La sœur d’une djihadiste détenue en Syrie demande son rapatriement sur le sol français : « Je sens chez elle beaucoup de regrets »

Par Séraphin Parmentier
19 septembre 2019
Mis à jour: 19 septembre 2019

En colère contre le gouvernement, la sœur de cette djihadiste fait partie de la dizaine de familles de ressortissants français partis combattre aux côtés de Daech qui a porté plainte contre le ministre des Affaires étrangères.

C’est le visage masqué que la sœur d’une jeune femme qui s’est rendue en Syrie il y a cinq ans a décidé de témoigner auprès de BFMTV. Si ses traits restent masqués, le voile qu’elle arbore au moment de recevoir les journalistes de la chaîne d’information en continu reste bel et bien visible.

Partie en Syrie en 2014 avec son mari pour rejoindre Daesh et faire le djihad, la sœur de Sabrina s’est rendue aux forces kurdes après la mort de son époux, tué au combat. Elle se trouve désormais dans le camp d’Al-Hol, au nord de la Syrie, en compagnie de son fils de trois ans et d’autres femmes et enfants de djihadistes.

« J’en ai beaucoup voulu à ma sœur. Maintenant je lui en veux beaucoup moins. Je sens chez elle beaucoup de remords, beaucoup de regrets, de la culpabilité. Elle veut sauver son enfant, rentrer, payer sa dette et retrouver une vie normale », a expliqué la sœur de Sabrina aux journalistes de BFMTV.

« J’en veux au gouvernement parce que c’est le seul à pouvoir résoudre ce problème »

La sœur de cette djihadiste fait partie des membres des familles de ressortissants français partis combattre aux côtés de Daech qui a déposé plainte devant la Cour de Justice la République (CJR) contre le ministre des Affaires étrangères Jean-Yves Le Drian pour « omission de porter secours ».

« Pour l’instant, j’en veux au gouvernement parce que c’est le seul à pouvoir résoudre ce problème, à pouvoir les sauver et les rapatrier.
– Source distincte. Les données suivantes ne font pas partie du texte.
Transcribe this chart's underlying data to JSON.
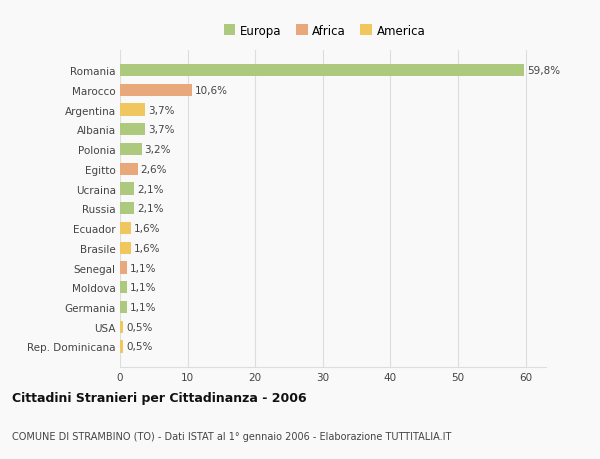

Je veux retrouver ma sœur, c’est la seule famille qu’il me reste », affirme la jeune femme qui parvient à échanger avec sa sœur par SMS.

« Ma soeur me racontait que simplement pour remplir quatre bidons d’eau dont elle a besoin dans la journée, il faut qu’elle s’y prenne à 6 heures du matin. Il faut qu’elle fasse une queue interminable de 3 heures pour arriver à remplir quatre bidons d’eau », raconte-t-elle.

« Il faut qu’ils soient jugés sur les lieux où ils ont commis leurs crimes »

Interrogé sur C-News ce jeudi, M. Le Drian a affirmé qu’il se montrerait « intraitable » envers les ressortissants français partis faire le djihad en Irak et en Syrie.

« Il faut revenir aux réalités sur ce sujet. Il y a eu des combattants et combattantes français qui sont allés combattre la France en ralliant Daech en Syrie. Il faut qu’ils soient jugés sur les lieux où ils ont commis leurs crimes », a déclaré le ministre.

« Je dis combattants et combattantes, qui sont les ennemis de la France parce qu’ils ont attaqué la France, ils ont tué des Français en France à partir de leurs bases », a-t-il ajouté.

Concernant le sort des enfants de djihadistes français, Jean-Yves Le Drian ne s’est toutefois pas montré aussi catégorique, rappelant que le gouvernement d’Édouard Philippe en avait déjà rapatrié certains :

« On peut en rapatrier d’autres, des orphelins, des mineurs isolés, les plus démunis, les plus en difficulté mais sur le fond, je suis intraitable sur un point : les combattants et combattantes doivent être jugés […] là où ils ont commis leurs crimes. »

« C’est très difficile [de rapatrier les enfants], je le dis d’ailleurs aux avocats, il faut à chaque fois négocier. Quand on ramené les 17 personnes, nous avons emmené quelques collaborateurs sur place, ils ont eu du mal, ils ont risqué même leur vie pour rapatrier ces enfants-là », conclut le locataire du Quai d’Orsay.